Government won’t neglect Palestinian issue ‘forever and ever,’ Lapid says, Times of Israel
Foreign Minister Yair Lapid said Tuesday that Israel’s government will not neglect the Palestinian issue “forever and ever,” just over a week after Prime Minister Naftali Bennett left the matter out of his speech to the United Nations entirely. The comments from Lapid to the Jewish Federations of North America’s annual conference appeared to highlight underlying tensions within his broad-base coalition and could possibly offer a preview of policies he may seek to pursue when he takes over from Bennett as prime minister next year.
Israeli military chief hints of covert action against Iran, AP
Israel’s military chief on Tuesday vowed to step up actions, including covert operations, against Iran and its nuclear program. Speaking at a ceremony, Lt. Gen. Aviv Kohavi said Israel and its intelligence community “is working against Iranian regional entrenchment throughout the Middle East.”
The inquisition of Nemi El-Hassan, +972 Magazine
Nemi El-Hassan was supposed to start hosting a science show in November on WDR, one of Germany’s public broadcasting institutions. But on Sept. 28, just over a month before her new stint was to begin, WDR announced that she would not get the job after all. The reason: suspicion of antisemitism. The evidence: her “likes” on Instagram posts by a Jewish, pro-Palestinian organization.
Germany Sets Aside an Additional $767 Million for Holocaust Survivors, Officials Say, New York Times
Many of those now eligible for reparations are Russian Jews who survived the Nazi siege of Leningrad.

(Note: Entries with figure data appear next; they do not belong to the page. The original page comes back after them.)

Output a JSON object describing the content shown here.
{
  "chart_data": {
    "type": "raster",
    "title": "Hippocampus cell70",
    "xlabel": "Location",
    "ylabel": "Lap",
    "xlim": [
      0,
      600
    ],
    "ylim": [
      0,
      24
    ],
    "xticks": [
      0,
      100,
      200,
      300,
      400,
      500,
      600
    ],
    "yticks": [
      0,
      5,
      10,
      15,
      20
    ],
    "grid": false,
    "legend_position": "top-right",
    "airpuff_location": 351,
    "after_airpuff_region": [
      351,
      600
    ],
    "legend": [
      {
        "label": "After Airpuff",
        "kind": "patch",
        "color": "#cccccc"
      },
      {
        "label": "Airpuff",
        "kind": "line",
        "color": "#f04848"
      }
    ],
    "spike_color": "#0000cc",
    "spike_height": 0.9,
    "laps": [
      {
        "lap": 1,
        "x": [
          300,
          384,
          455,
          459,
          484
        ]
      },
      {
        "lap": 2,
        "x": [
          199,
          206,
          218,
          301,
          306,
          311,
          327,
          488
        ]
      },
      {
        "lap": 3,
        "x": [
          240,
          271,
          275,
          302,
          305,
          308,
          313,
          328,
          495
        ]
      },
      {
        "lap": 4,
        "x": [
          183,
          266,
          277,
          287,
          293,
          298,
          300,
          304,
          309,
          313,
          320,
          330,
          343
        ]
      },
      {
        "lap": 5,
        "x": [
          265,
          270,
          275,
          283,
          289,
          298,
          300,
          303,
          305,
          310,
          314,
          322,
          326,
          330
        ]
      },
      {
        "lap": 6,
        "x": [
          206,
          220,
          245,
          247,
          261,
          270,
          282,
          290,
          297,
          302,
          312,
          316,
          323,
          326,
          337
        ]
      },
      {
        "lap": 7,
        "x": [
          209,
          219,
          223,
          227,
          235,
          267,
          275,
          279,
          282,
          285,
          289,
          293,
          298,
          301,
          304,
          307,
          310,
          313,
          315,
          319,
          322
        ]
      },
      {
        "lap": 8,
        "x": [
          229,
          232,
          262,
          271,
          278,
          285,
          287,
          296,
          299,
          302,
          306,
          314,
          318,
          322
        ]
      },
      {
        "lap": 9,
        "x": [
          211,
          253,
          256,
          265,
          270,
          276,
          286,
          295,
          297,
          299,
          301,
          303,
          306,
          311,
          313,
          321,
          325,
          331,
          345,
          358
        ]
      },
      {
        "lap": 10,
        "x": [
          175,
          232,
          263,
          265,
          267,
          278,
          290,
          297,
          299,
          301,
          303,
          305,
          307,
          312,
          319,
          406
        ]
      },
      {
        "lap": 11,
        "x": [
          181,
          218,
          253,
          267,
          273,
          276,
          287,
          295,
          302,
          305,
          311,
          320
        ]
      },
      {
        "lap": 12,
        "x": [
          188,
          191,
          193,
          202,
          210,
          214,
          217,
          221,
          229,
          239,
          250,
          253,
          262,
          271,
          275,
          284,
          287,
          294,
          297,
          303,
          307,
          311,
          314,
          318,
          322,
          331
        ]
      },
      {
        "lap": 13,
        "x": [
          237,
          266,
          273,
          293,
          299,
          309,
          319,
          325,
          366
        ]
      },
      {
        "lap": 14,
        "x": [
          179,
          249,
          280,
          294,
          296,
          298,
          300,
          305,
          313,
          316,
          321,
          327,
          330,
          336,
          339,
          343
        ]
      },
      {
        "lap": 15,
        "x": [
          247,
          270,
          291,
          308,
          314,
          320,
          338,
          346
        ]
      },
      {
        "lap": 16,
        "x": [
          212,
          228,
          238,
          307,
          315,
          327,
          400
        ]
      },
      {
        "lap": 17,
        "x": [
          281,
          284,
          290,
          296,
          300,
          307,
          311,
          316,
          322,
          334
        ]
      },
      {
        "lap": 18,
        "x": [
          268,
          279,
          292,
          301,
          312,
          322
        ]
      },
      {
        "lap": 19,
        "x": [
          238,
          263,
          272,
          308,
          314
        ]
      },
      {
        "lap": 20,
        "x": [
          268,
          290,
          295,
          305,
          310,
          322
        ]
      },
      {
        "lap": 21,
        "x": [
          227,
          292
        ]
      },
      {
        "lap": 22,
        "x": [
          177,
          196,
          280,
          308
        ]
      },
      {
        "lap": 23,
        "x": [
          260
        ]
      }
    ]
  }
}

They will receive annual pensions of about $5,200, or 4,500 euros.
Diplomacy is ‘best path’ to thwart Iran nukes, Biden aide tells Israelis, Times of Israel
United States National Security Adviser Jake Sullivan reiterated the Biden administration’s preference for diplomatic efforts to revive the Iran nuclear agreement over military action against the Islamic Republic’s nuclear program, during a meeting with his Israeli counterpart in Washington on Tuesday.
Assailants Tried to Attack Wounded Palestinian Child Inside Ambulance, Israeli Police Say, Haaretz
An investigation into an attack by Jewish settlers on the Palestinian village of Khirbet al-Mufkara has found that there was an attempt to attack a wounded 3-year-old while he was inside the ambulance that came to take him to the hospital. A relative of the 3-year-old, Mohammed Hamamda, told Haaretz that alongside that incident and while the child was on a stretcher outside the ambulance alongside his uncle, who was also injured by stones, three masked settlers hurled rocks at them.
US efforts to broaden sanctions on Iran won’t work, Responsible Statecraft
Geoff LaMear writes, “The United States is at a crossroads with Iran as diplomatic talks to revive the nuclear deal stall. President Joe Biden stated recently that the administration is looking at ‘other options’ beyond diplomacy with Iran, even as he promised ‘relentless diplomacy’ in his first address to the United Nations. Amidst a report the Biden administration is reaching out to China to cut its imports of Iranian oil, it appears the United States is prematurely abandoning the diplomacy-first approach. But a return to sanctions wouldn’t serve U.S. interests.”
If Not for Peace With the Palestinians, Then for Democracy, Haaretz
Mickey Gitzin writes, “Apparently Bennett really does see Israel as a liberal democracy, but his democracy depends on repressing a certain fact: ‘Look,’ he explained to his listeners, ‘Israelis don’t wake up in the morning thinking about the conflict.’ But nevertheless, the conflict – or the occupation, to call a spade a spade – still exists, even if the prime minister doesn’t think about it when he wakes up in the morning.